Reference Implementation
========================
An implementation of this PEP is
`available <https://github.com/python/cpython/compare/main...JelleZijlstra:pep688v2?expand=1>`__
in the author's fork.
Rejected Ideas
==============
types.Buffer
------------
An earlier version of this PEP proposed adding a new ``types.Buffer`` type with
an ``__instancecheck__`` implemented in C so that ``isinstance()`` checks can be
used to check whether a type implements the buffer protocol. This avoids the
complexity of exposing the full buffer protocol to Python code, while still
allowing the type system to check for the buffer protocol.
However, that approach
does not compose well with the rest of the type system, because ``types.Buffer``
would be a nominal type, not a structural one. For example, there would be no way
to represent "an object that supports both the buffer protocol and ``__len__``". With
the current proposal, ``__buffer__`` is like any other special method, so a
``Protocol`` can be defined combining it with another method.

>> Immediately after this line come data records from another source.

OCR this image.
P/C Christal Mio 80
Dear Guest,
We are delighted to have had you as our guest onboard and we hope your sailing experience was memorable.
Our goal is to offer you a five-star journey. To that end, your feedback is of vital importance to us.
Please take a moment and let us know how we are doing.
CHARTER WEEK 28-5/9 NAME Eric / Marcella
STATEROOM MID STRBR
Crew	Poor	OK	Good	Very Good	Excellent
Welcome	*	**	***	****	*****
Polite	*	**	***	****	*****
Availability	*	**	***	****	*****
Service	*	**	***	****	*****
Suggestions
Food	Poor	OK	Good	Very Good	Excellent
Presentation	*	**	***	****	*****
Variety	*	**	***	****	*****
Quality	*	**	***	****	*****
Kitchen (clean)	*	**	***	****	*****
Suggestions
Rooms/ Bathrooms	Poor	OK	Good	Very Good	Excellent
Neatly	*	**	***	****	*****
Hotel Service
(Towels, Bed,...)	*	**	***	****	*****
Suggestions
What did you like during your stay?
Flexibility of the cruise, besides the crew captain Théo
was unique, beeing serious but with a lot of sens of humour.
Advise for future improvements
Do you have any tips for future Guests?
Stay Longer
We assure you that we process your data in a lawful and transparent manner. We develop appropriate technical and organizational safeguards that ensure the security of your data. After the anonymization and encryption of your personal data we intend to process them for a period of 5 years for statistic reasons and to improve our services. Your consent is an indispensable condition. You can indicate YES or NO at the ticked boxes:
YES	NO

More generally, no other part of Python works like the proposed ``types.Buffer``.
The current proposal is more consistent with the rest of the language, where
C-level slots usually have corresponding Python-level special methods.
Keep ``bytearray`` compatible with ``bytes``
--------------------------------------------
It has been suggested to remove the special case where ``memoryview`` is
always compatible with ``bytes``, but keep it for ``bytearray``, because
the two types have very similar interfaces. However, several standard
library functions (e.g., ``re.compile`` and ``socket.getaddrinfo``) accept
``bytes`` but not ``bytearray``. In most codebases, ``bytearray`` is also
not a very common type. We prefer to have users spell out accepted types
explicitly (or use ``Protocol`` from :pep:`544` if only a specific set of
methods is required).
Open Issues
===========
Where should the ``Buffer`` and ``MutableBuffer`` ABCs live? This PEP
proposes putting them in ``collections.abc`` like most other ABCs,
but buffers are not "collections" in the original sense of the word.
Alternatively, these classes could be put in ``typing``, like
``SupportsInt`` and several other simple protocols.
Copyright
=========
This document is placed in the public domain or under the
CC0-1.0-Universal license, whichever is more permissive.